Duplan has not shown that New York has a strong connection with the issues in question. Duplan, a Delaware corporation, while having a large sales and executive office in New York, has offices, warehouses, and manufacturing facilities in forty-six other states. It is Duplan’s texturizing manufacturing facility in Dillon, South Carolina, which employs the “FT patents.” DMRC is a South Carolina corporation whose facilities, records, offices and employees are in South Carolina. The license agreement, the subject matter of the dispute, was entered into in South Carolina and was to be performed there. It is in South Carolina where royalty payments were made, where reports were submitted, where services, testing and research activities and the furnishing of training and technical information were performed by DMRC for Duplan. If the patents were infringed then this occurred in South Carolina. The defendants’ argument that it will be necessary to view the South Carolina machinery in operation has some persuasive value. It *105is remotely possible that the trier of the facts might be aided by a view of the machines in South Carolina.

The primary dispute in this case is between the sublicensor, DMRC, and the sublicensee, Duplan. DMI claims it has nothing to do with the license agreements in dispute since DMRC, although owned by DMI, is seen as an independent corporation. DMI does not manufacture under the FT patents in New York, nor does it have an agreement with Duplan which relates to the patents. DMI states that DMRC, based and operated solely from South Carolina, grants and is responsible for the administration of the licenses.

The court is satisfied that transfer to the District of South Carolina, Spartan-burg Division, would best serve the convenience of the parties and the interests of justice.

Motion to transfer is granted.

So ordered.

. 28 U.S.C. § 1404(a) provides:

“For the convenience of parties and witnesses, in the interest of justice, a district court may transfer any civil action to any other district or division where it might have been brought.”

. Chavanoz has made a motion, which this court needs not now decide, to dismiss this action against it on the grounds that jurisdiction is wanting over the person of Chavanoz, that venue is improper, and that service of process on Chavanoz was insufficient.

. Following the Supreme Court decision in Lear, Inc. v.
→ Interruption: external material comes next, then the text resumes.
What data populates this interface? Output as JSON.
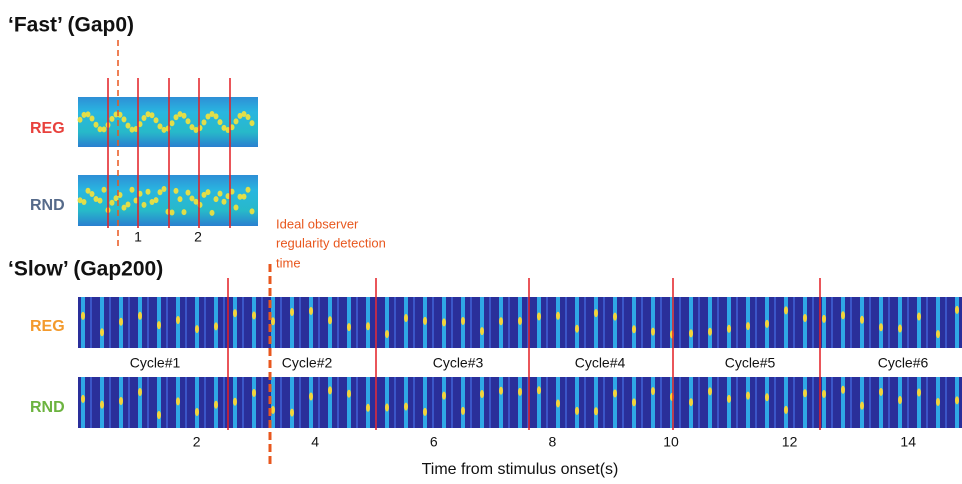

Adkins, 395 U.S. 653, 89 S.Ct. 1902, 23 L.Ed.2d 610 (1969), DMRC and the fourteen sublicensees have become involved in litigation involving the validity of the underlying patents. The issues in dispute are the validity and infringement of the FT patents and the nature of the contracts underlying those patents. Multidistriet Litigation Involving Deering Milliken Patent Docket No. 49 (Aug. 21, 1970: unpublished).

. DMRC is the plaintiff in eleven cases in the District of South Carolina and two cases in the Western District of Virginia. The sublicensees are plain*104tiffs against DMRC in eleven actions in the Middle District of North Carolina and in one action in the Southern District of New York. The litigation now encompasses 25 actions pending in four different districts. Multidistrict Litigation Involving Deering Millikin Patent. Docket No. 49 (Áug. 21, 1970) ; unpublished) .

It has been alluded to in the parties’ papers that “forum shopping” produced this array of actions in different districts. DMRC’s choice of forum in South Carolina is accepted because DMRC began action against the alleged infringers in South Carolina suits prior to the institution of North Carolina suits. The South Carolina defendants then chose to institute suits as plaintiffs in North Carolina.